The latest glaring example followed the 2019 UEFA Super Cup game, held on 14 August in Turkey, with racist abuse, on social media, directed at Chelsea striker, Tammy Abraham, after his penalty shot was saved by the Liverpool keeper, thus giving them the victory.
Gianni Infantino, the FIFA President, has condemned this rising trend and stated that racism has no place in football – whether at the highest professional level or in a school playground. “Racism needs to end. Full stop.”
In fact, FIFA has recently updated its Disciplinary Code after 15 years – not before time, one might argue! – and has reinforced its zero-tolerance policy on racism and discrimination in any and all its hideous forms.

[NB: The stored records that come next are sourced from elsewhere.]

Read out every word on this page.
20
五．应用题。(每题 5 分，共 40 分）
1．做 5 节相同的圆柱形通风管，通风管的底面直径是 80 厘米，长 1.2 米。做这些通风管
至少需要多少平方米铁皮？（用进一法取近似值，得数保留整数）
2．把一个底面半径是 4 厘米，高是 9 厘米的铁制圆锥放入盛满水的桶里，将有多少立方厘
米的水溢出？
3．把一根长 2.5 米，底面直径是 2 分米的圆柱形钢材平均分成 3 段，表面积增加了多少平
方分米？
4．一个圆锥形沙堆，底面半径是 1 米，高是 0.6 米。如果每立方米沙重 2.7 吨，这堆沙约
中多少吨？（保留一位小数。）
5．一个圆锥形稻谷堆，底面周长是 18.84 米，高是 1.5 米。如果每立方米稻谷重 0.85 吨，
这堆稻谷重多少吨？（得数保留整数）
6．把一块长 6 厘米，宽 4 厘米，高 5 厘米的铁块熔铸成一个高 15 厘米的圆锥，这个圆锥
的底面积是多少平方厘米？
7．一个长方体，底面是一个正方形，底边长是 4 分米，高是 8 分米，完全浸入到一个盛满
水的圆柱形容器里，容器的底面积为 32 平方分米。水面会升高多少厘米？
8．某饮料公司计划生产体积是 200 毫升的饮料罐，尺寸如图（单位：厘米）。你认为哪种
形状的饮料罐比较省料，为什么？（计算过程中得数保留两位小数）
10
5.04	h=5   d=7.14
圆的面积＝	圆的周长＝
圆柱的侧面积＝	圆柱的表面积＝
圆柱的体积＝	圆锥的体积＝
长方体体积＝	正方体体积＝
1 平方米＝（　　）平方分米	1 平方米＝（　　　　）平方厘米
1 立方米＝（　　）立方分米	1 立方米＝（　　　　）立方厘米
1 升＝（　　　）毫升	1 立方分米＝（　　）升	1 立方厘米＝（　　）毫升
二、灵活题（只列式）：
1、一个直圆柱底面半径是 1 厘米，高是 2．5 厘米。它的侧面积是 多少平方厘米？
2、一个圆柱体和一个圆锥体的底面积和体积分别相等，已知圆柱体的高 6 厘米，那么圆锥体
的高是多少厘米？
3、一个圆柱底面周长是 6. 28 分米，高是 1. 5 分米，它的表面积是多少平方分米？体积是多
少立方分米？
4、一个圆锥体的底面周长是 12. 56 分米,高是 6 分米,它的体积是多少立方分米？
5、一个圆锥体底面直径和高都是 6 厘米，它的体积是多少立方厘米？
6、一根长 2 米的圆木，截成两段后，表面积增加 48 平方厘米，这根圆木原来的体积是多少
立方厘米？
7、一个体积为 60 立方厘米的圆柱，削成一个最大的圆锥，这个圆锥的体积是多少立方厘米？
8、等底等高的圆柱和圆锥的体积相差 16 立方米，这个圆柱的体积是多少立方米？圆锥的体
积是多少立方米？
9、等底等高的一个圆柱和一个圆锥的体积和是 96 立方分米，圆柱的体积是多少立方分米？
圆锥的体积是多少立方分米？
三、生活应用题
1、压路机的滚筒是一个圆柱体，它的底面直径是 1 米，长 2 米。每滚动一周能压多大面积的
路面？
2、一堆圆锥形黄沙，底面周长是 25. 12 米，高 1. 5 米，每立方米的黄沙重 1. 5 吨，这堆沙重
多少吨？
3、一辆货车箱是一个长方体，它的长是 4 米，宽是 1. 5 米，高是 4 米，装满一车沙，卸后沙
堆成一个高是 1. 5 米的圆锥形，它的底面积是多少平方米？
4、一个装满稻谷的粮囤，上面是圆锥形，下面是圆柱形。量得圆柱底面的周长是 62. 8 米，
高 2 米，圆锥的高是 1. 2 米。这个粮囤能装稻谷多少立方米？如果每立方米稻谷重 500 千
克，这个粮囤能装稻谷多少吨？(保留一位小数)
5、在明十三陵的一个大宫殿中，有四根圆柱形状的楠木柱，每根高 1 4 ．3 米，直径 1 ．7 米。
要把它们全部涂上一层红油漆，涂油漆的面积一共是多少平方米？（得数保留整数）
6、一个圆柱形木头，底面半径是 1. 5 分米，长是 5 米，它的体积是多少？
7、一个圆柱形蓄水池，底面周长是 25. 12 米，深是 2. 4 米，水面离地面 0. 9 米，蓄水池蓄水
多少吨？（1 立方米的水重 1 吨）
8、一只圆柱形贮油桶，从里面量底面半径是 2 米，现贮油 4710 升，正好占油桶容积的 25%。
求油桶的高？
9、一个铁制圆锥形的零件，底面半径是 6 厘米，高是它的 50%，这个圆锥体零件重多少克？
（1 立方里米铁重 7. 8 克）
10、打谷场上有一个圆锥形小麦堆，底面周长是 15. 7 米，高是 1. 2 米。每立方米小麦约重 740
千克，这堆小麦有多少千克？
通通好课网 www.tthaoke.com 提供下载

Article 13 of the Code, effective as of 15 July 2019, now provides as follows:
“Any person who offends the dignity or integrity of a country, a person or group of people through contemptuous, discriminatory or derogatory words or actions (by any means whatsoever) on account of race, skin colour, ethnic, national or social origin, gender, disability, sexual orientation, language, religion, political opinion, wealth, status or any other status or any other reason, shall be sanctioned with a suspension lasting at least ten matches or a specific period, or any other appropriate disciplinary measure.”
As a general rule, a match is automatically forfeited if the referee decides to abandon it after having applied the three-step procedure for disciplinary incidents.
The three-step procedure allows referees to stop, suspend or abandon games due to racist chanting.
FIFA is encouraging a wider adoption by football bodies of this procedure, which is already in use in all FIFA and UEFA tournaments and also in Britain.
For reoffenders involved in racist or discriminatory incidents or if the circumstances of the case require it, the disciplinary measures now include the implementation of a prevention plan to foster education on diversity and fight discrimination in football.
Also, FIFA’s Disciplinary Committee may permit the victim to make a statement, allowing the latter to participate in the proceedings.
The revised Code also contains some new provisions regarding the enforcement of both financial and non-financial decisions of the FIFA Disciplinary Committee set out in Article 15.
FIFA acknowledges that it must use its prominent global position to exercise its power as football’s world governing body.
Also, pursuant to new Article 42 of the Code, FIFA may provide financial legal aid and access to legal counsel, who will act on a ‘pro bono’ basis, to those whose financial means would otherwise preclude them from participating in disciplinary proceedings.
Notwithstanding all of the above, the question is being asked in many quarters, including amongst players and fans: are these measures strong enough to deter racism in football and halt its rise and facilitate its decline in future?
Sadly, time alone will tell and one should not, I fear, hold one’s breath!